Physical access controls mechanisms
Physical access controls are mechanisms used to limit the access to given areas of the organization where sensitive data is stored and also where critical processes are performed. The questionnaire shall enquire whether there are Closed Circuit Television cameras keeping an eye on the buildings restricted areas. It will also enquire about the presence of guards in restricted areas. It will look at who is allowed in such zones and which clearance level one must have to be granted access. It will also look at the authentication mechanisms of the personnel allowed to access such areas, do they use voice or face scans, biometrics or passwords. These findings will be used to assess whether the restricted areas are properly guarded and whether the persons with access to these areas are verified to be who they are. This will help in drawing recommendations to improve the existing security of these restricted areas.
Over the cause of time, cracks may open up in the security mechanisms that were once effective rendering them ineffective. These may result from laxity of employees mandated with securing the organization or from the discovery of some bugs in systems that can evade the guards put in place. Trap doors are secret undocumented entry points to a system used by their developers. Some poor programmers fail to remove these entry points before handing over software to clients. The questionnaire will ask users whether they have discovered some secret access mechanisms or ‘cheat codes’ enabling them access or perform some restricted functions.
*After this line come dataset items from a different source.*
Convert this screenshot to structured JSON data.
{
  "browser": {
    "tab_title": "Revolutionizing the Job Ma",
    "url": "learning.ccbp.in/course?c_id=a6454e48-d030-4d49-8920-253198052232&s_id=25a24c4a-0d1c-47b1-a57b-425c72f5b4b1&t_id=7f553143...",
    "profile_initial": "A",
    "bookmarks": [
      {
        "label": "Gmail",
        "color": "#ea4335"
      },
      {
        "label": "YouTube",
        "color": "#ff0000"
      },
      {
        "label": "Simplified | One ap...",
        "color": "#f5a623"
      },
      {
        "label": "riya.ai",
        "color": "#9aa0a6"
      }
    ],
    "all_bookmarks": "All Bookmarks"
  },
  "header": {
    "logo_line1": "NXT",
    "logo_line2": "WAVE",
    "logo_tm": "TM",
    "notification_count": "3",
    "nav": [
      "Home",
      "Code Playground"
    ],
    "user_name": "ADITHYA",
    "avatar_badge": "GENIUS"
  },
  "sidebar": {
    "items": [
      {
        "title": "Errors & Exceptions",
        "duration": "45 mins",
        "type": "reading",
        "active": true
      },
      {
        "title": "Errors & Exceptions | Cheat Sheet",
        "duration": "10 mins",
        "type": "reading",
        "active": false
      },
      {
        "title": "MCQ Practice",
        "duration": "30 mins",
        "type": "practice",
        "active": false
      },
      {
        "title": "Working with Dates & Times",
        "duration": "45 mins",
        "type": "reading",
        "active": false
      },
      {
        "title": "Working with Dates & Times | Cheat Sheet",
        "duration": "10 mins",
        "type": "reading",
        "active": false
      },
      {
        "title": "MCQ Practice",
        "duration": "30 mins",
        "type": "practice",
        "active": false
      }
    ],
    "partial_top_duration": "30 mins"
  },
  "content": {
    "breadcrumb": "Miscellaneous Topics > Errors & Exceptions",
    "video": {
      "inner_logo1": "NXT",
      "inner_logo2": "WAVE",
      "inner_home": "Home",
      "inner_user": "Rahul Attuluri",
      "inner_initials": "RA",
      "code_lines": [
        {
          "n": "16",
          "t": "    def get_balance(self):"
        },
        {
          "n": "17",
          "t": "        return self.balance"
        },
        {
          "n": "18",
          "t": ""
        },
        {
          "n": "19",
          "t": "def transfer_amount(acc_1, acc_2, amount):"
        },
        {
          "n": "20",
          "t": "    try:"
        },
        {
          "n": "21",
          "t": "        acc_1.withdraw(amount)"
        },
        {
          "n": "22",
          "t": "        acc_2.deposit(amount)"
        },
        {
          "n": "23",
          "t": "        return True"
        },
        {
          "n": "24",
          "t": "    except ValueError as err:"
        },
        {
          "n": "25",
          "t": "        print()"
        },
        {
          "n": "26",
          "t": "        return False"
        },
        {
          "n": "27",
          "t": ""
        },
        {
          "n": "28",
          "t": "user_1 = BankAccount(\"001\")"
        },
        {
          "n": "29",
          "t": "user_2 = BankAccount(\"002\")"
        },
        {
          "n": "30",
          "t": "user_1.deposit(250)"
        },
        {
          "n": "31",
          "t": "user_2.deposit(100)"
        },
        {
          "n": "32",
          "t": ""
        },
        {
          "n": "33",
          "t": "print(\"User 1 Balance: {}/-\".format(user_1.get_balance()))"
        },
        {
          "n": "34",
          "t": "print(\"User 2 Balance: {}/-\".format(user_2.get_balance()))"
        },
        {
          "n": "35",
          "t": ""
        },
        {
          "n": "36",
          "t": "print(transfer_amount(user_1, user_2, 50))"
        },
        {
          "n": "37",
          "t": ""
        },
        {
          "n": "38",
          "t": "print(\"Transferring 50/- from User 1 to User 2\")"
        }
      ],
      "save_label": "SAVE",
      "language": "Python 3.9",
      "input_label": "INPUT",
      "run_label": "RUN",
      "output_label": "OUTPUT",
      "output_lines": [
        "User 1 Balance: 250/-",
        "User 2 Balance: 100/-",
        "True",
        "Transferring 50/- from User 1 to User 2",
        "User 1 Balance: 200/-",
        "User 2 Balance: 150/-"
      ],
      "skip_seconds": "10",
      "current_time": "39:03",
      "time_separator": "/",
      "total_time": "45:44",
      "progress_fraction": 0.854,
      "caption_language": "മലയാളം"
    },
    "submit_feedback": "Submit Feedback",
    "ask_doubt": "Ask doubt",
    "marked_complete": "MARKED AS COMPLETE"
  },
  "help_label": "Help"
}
It will also look at whether the users have been able to penetrate the system’s security mechanisms and if yes, how they did it. Logic bombs are a piece of code that executes when particular conditions are met. The questionnaire will also ask them whether they had discovered some glitches or abnormal functionalities that were not there when the systems were delivered and whether they have been reported.
Social engineering mechanisms often involve the collection of user information over time to use it to get their trust and thus get them to give them sensitive information such as login credentials or organizational bank accounts information. The payoff from a successful attack is often high and therefore these attackers take the time to gather this information. Social media are one of the places where employees might continually give information to the public that can be used by the attackers. The questionnaire will ask on which type of information employees have made public in social media. It will also enquire about how many friends or followers they have and which information these people can access. It shall then ask about which type of information the employees might have shared in the past, and they think it’s sensitive. It shall also ask about whether employees have used their work emails in any of these social media or whether they have used their personal emails for work functions. This information will be used to gauge the carelessness of employees in safeguarding their private information and also whether they have put into risk organization information in their social media. The findings will also help in giving recommendations that will prevent future social engineering or phishing attacks.